If you slow down and pay attention, allowing yourself to be surprised, you may come to see the thread that connects us to unlikely events and to everything.
If you allow yourself, you may begin to notice the heart in all things.
On Friday afternoon at a café, my husband Donald, who had just completed the silver soldering of a bronze lamp, and who loves all things heritage, was wondering how he might explain his passion for restoring and repairing items so central to his work and core values.
He wanted to prove a point about the importance of such artifacts and why they mattered.
This unique lamp – an angel with a wreath in hand – was obviously important to its owner, whose cat had knocked it over.
But it was more than that.
As Donald worked on it, a memory came to him.
Once as a young boy, he had asked his mother about a similar statue that stands beside Vancouver’s Waterfront Train Station.
It was a war memorial of an angel cradling a dead soldier in one arm and holding a wreath over his head with the other.
To Donald, it looked as if the angel was killing the soldier with that wreath, but his mother reassured him that the soldier had died in battle. Now, the angel was taking him to heaven.
Suddenly, with the telling of this tale, Donald’s desire to explain his passion came to life right in front of me.
These seemingly inanimate objects became real all because he had connected them to a meaningful story.

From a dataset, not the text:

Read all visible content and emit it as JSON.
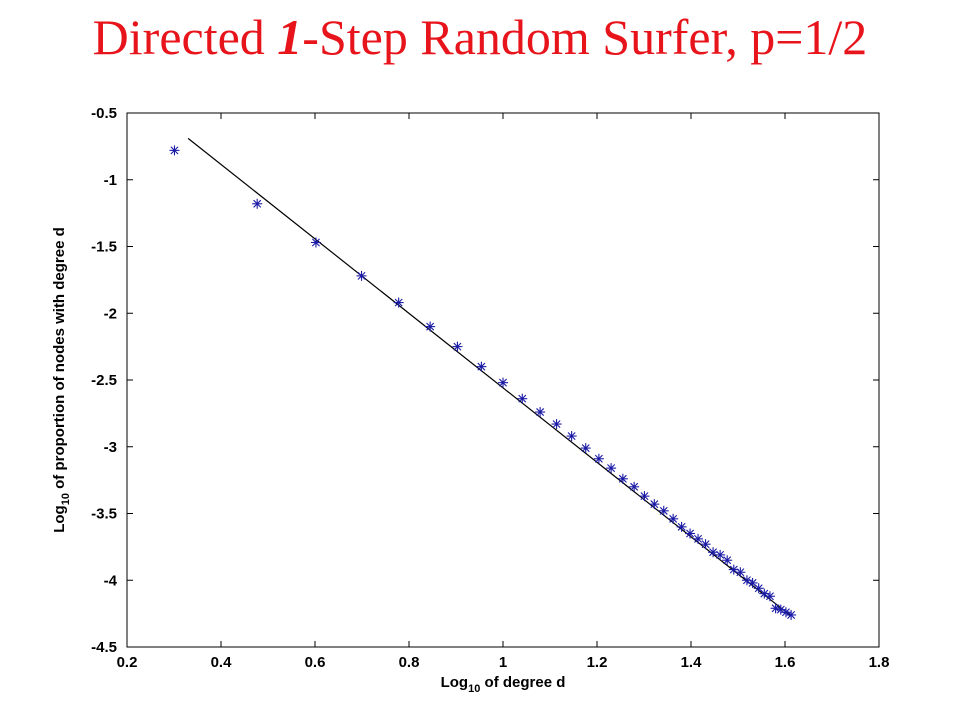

And now just as unexpectedly, the thread of this insight took me back to a workshop I had attended two days earlier where the leader spoke about how we de-animate and de-humanize people when we pressure or bully them to buy from us.
I remember being struck then by the unusual appearance of the word de-animate, and yet how completely appropriate it had been in the context of sales.
And now here I was, a few days later, weaving the idea of how we animate objects, attaching meaning and symbolism as we do through myths, fairy tales and images.
What a glorious convergence of events and ideas reflecting the importance of sensing the inherent heart within objects and the being-ness and essence of all things.